27. Gelet op de uiterst korte duur van stoppen - volgens bewijsmiddel 2 ongeveer 10 seconden - kan uit de gebezigde bewijsmiddelen worden afgeleid(4) dat [betrokkene 2] niet behoorlijk de gelegenheid heeft gehad de identiteit van de verdachte als bestuurder van de auto die bij de aanrijding betrokken was vast te stellen. Van een bestuurder die bij een aanranding betrokken is kan immers niet worden gevergd dat hij ter vaststelling van de identiteit van een bestuurder die ook bij de aanrijding betrokken is onmiddellijk nadat de laatste zijn voertuig tot stilstand heeft gebracht uit de auto springt en een sprintje trekt naar de auto van die bestuurder teneinde te voorkomen dat hij de hem door de wet geboden gelegenheid tot vaststellen van de identiteit van bedoelde bestuurder verspeelt . Een dergelijke eis zou onverenigbaar zijn met de tekst van art. 7 WVW1994, die immers niet spreekt van gelegenheid bieden maar van behoorlijk(5) gelegenheid bieden.(6)
28. Het oordeel van het Hof geeft derhalve geen blijk van een onjuiste rechtsopvatting en is niet onbegrijpelijk.
29. Het middel faalt.
30. Het tweede en het derde middel kunnen worden afgedaan met de in art. 81 RO bedoelde motivering.
31. Gronden waarop de Hoge Raad gebruik zou moeten maken van zijn bevoegdheid de bestreden uitspraak ambtshalve te vernietigen heb ik niet aangetroffen. Deze conclusie strekt tot verwerping van het beroep.
De Procureur-Generaal
bij de Hoge Raad der Nederlanden
AG
1 Vgl. HR 1 oktober 2002, NJ 2002, 572 en HR 24 mei 1983, NJ 1983, 618 ten aanzien van art. 30 WVW 1935, waarvan art. 7 WVW 1994 een voortzetting is.

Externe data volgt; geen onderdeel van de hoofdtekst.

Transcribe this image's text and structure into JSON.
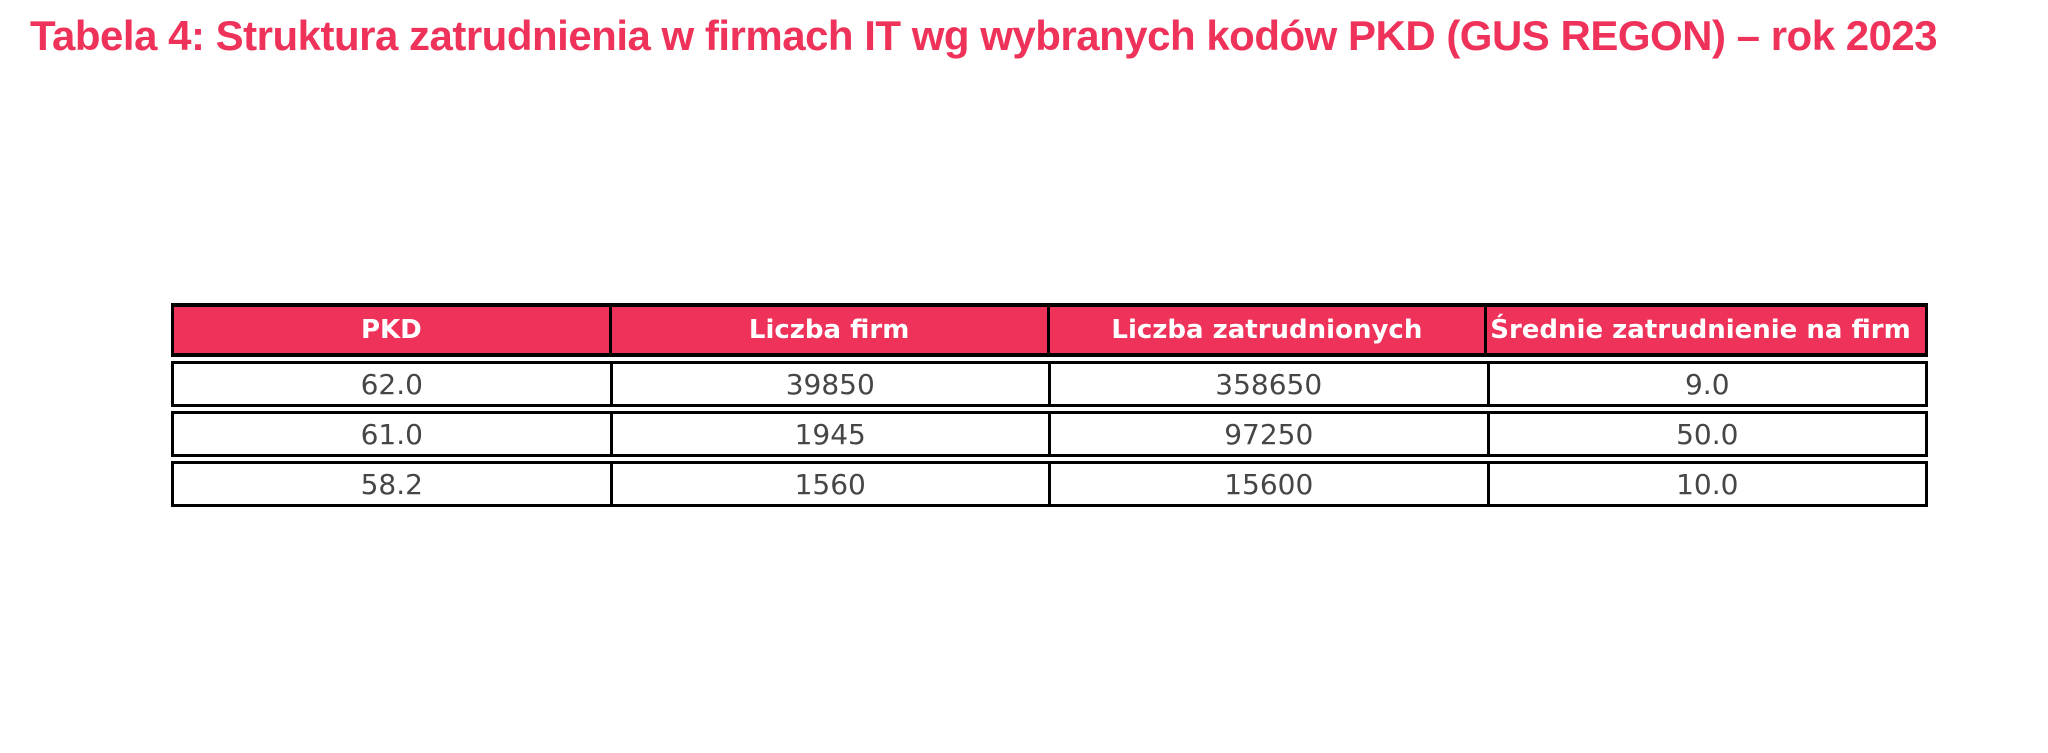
{
  "colors": {
    "accent": "#EE325A",
    "header-text": "#FFFFFF",
    "cell-text": "#464646",
    "border": "#000000"
  },
  "chart_data": {
    "type": "table",
    "title": "Tabela 4: Struktura zatrudnienia w firmach IT wg wybranych kodów PKD (GUS REGON) – rok 2023",
    "columns": [
      "PKD",
      "Liczba firm",
      "Liczba zatrudnionych",
      "Średnie zatrudnienie na firm"
    ],
    "rows": [
      [
        "62.0",
        "39850",
        "358650",
        "9.0"
      ],
      [
        "61.0",
        "1945",
        "97250",
        "50.0"
      ],
      [
        "58.2",
        "1560",
        "15600",
        "10.0"
      ]
    ],
    "layout": {
      "header_fill": "#EE325A",
      "header_text_color": "#FFFFFF",
      "grid": "solid black cell borders with small gaps between rows",
      "legend": "none",
      "note_col4_clipped_at_table_edge": true
    }
  }
}
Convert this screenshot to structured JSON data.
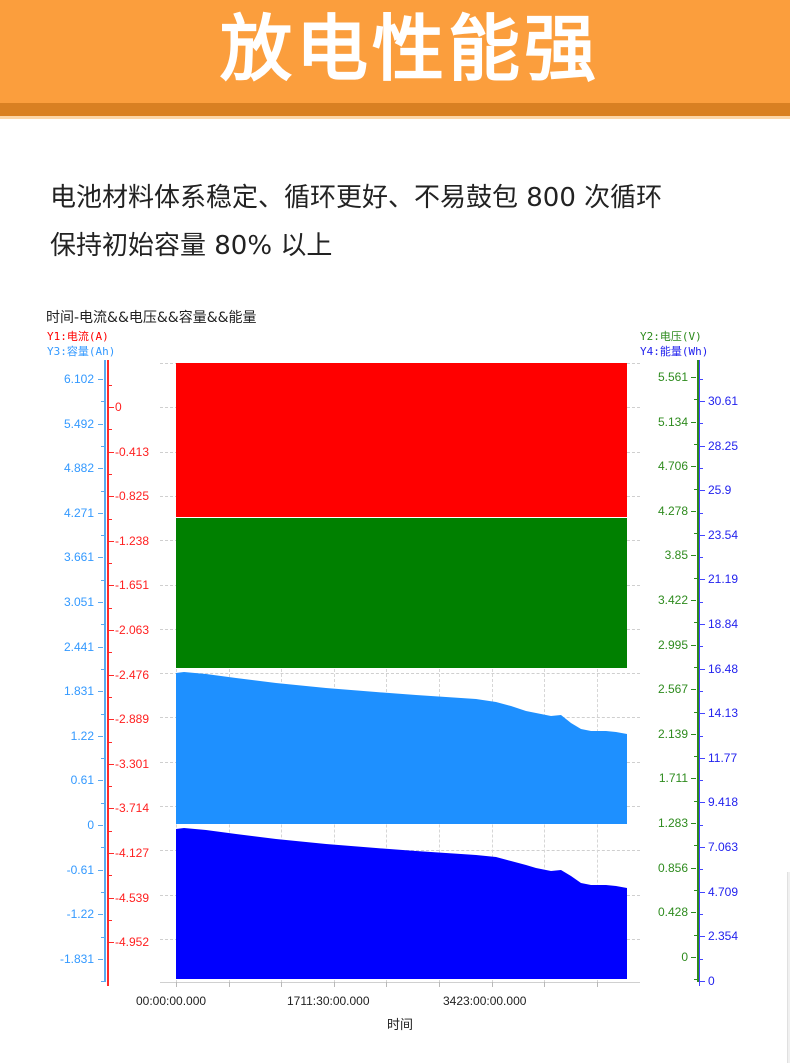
{
  "banner": {
    "title": "放电性能强",
    "background_color": "#FB9E3D",
    "stripe_color": "#D98022"
  },
  "description": {
    "line1": "电池材料体系稳定、循环更好、不易鼓包 800 次循环",
    "line2": "保持初始容量 80% 以上"
  },
  "chart_data": {
    "type": "area",
    "title": "时间-电流&&电压&&容量&&能量",
    "xlabel": "时间",
    "x_ticks": [
      "00:00:00.000",
      "1711:30:00.000",
      "3423:00:00.000"
    ],
    "axes": {
      "y1": {
        "label": "Y1:电流(A)",
        "color": "#FF0000",
        "ticks": [
          "0",
          "-0.413",
          "-0.825",
          "-1.238",
          "-1.651",
          "-2.063",
          "-2.476",
          "-2.889",
          "-3.301",
          "-3.714",
          "-4.127",
          "-4.539",
          "-4.952"
        ]
      },
      "y2": {
        "label": "Y2:电压(V)",
        "color": "#2E8B1E",
        "ticks": [
          "5.561",
          "5.134",
          "4.706",
          "4.278",
          "3.85",
          "3.422",
          "2.995",
          "2.567",
          "2.139",
          "1.711",
          "1.283",
          "0.856",
          "0.428",
          "0"
        ]
      },
      "y3": {
        "label": "Y3:容量(Ah)",
        "color": "#3399FF",
        "ticks": [
          "6.102",
          "5.492",
          "4.882",
          "4.271",
          "3.661",
          "3.051",
          "2.441",
          "1.831",
          "1.22",
          "0.61",
          "0",
          "-0.61",
          "-1.22",
          "-1.831"
        ]
      },
      "y4": {
        "label": "Y4:能量(Wh)",
        "color": "#2222EE",
        "ticks": [
          "30.61",
          "28.25",
          "25.9",
          "23.54",
          "21.19",
          "18.84",
          "16.48",
          "14.13",
          "11.77",
          "9.418",
          "7.063",
          "4.709",
          "2.354",
          "0"
        ]
      }
    },
    "series": [
      {
        "name": "电流",
        "axis": "y1",
        "color": "#FF0000",
        "shape": "flat band",
        "description": "constant block from top to ~-0.85A"
      },
      {
        "name": "电压",
        "axis": "y2",
        "color": "#008000",
        "shape": "flat band",
        "description": "constant block ~4.27V down to ~2.7V"
      },
      {
        "name": "容量",
        "axis": "y3",
        "color": "#1E90FF",
        "x_fraction": [
          0,
          0.06,
          0.2,
          0.4,
          0.6,
          0.68,
          0.78,
          0.84,
          0.9,
          0.94,
          1.0
        ],
        "values": [
          1.87,
          1.86,
          1.8,
          1.73,
          1.66,
          1.62,
          1.52,
          1.45,
          1.3,
          1.25,
          1.22
        ]
      },
      {
        "name": "能量",
        "axis": "y4",
        "color": "#0000FF",
        "x_fraction": [
          0,
          0.06,
          0.2,
          0.4,
          0.6,
          0.68,
          0.78,
          0.84,
          0.9,
          0.94,
          1.0
        ],
        "values": [
          6.95,
          6.9,
          6.6,
          6.2,
          5.85,
          5.7,
          5.3,
          5.0,
          4.45,
          4.4,
          4.25
        ]
      }
    ],
    "grid": true
  }
}
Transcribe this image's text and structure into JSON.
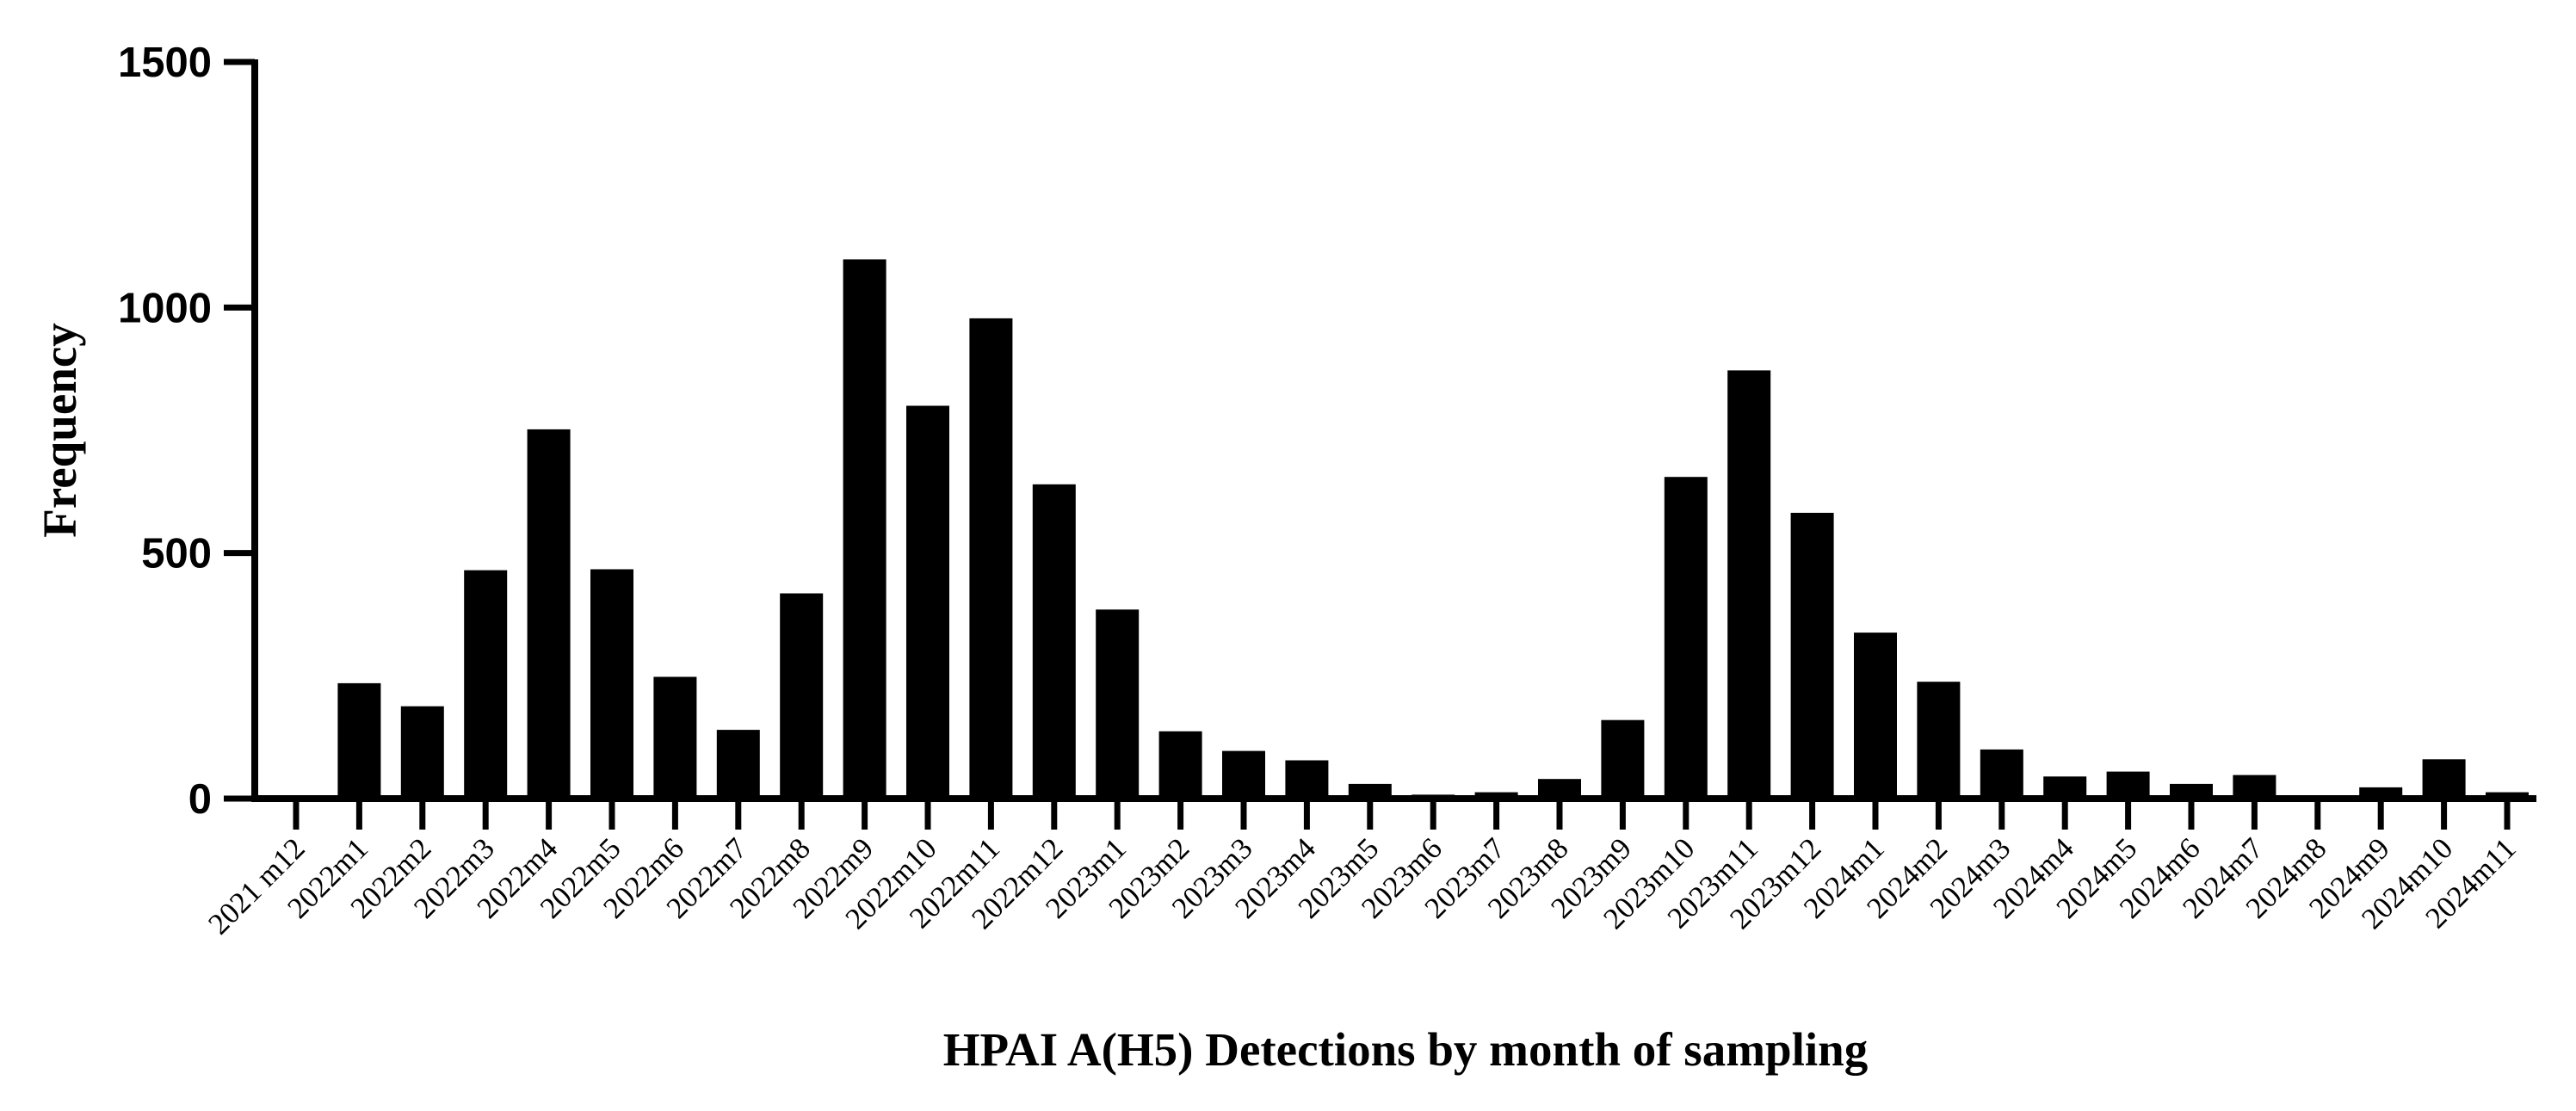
{
  "chart_data": {
    "type": "bar",
    "title": "",
    "xlabel": "HPAI A(H5) Detections by month of sampling",
    "ylabel": "Frequency",
    "ylim": [
      0,
      1500
    ],
    "yticks": [
      "0",
      "500",
      "1000",
      "1500"
    ],
    "grid": false,
    "bar_color": "#000000",
    "categories": [
      "2021 m12",
      "2022m1",
      "2022m2",
      "2022m3",
      "2022m4",
      "2022m5",
      "2022m6",
      "2022m7",
      "2022m8",
      "2022m9",
      "2022m10",
      "2022m11",
      "2022m12",
      "2023m1",
      "2023m2",
      "2023m3",
      "2023m4",
      "2023m5",
      "2023m6",
      "2023m7",
      "2023m8",
      "2023m9",
      "2023m10",
      "2023m11",
      "2023m12",
      "2024m1",
      "2024m2",
      "2024m3",
      "2024m4",
      "2024m5",
      "2024m6",
      "2024m7",
      "2024m8",
      "2024m9",
      "2024m10",
      "2024m11"
    ],
    "values": [
      5,
      235,
      188,
      465,
      752,
      467,
      248,
      140,
      418,
      1098,
      800,
      978,
      640,
      385,
      137,
      97,
      78,
      30,
      8,
      13,
      40,
      160,
      655,
      872,
      582,
      338,
      238,
      100,
      45,
      55,
      30,
      48,
      5,
      23,
      80,
      13
    ]
  }
}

2 Pleitnota in hoger beroep, p. 5.
3 Vgl. HR 20 februari 2007, LJN AZ5717.
4 Het Hof verwijst naar de gebezigde bewijsmiddelen. De verwerping van een beroep op een strafuitsluitingsgrond als in casu behoeft overigens niet te worden gebaseerd op de inhoud van bewijsmiddelen.
5 Stamhuis en Remmelink spreken in De Wegenverkeerswet 1994, onder redactie van A. E. Harteveld en H.G.M. Krabbe, Deventer: Gouda Quint 1999, tweede druk, p. 201 van een redelijkheidscriterium.
6 Vgl. ten aanzien van art. 30 WVW (oud), waarvan art. 7 WVW 1994 een voortzetting is: HR 18 november 1980, NJ 1981, 144 (verdachte wachtte enkele minuten). Zie voorts Remmelink in Verkeersrecht 1966, p. 249: "Men kan immers nauwelijks aannemen vooral wat betreft de vaststelling van de identiteit van de persoon, dat dit [de vaststelling van de identiteit van de bestuurder; WHV] zonder gesprek mogelijk is.(...) M.a.w. - uitzonderingen daargelaten - dwingt artikel 30 de bestuurder in de praktijk tot wachten. Het risico van het doorrijden wordt op hem gelegd."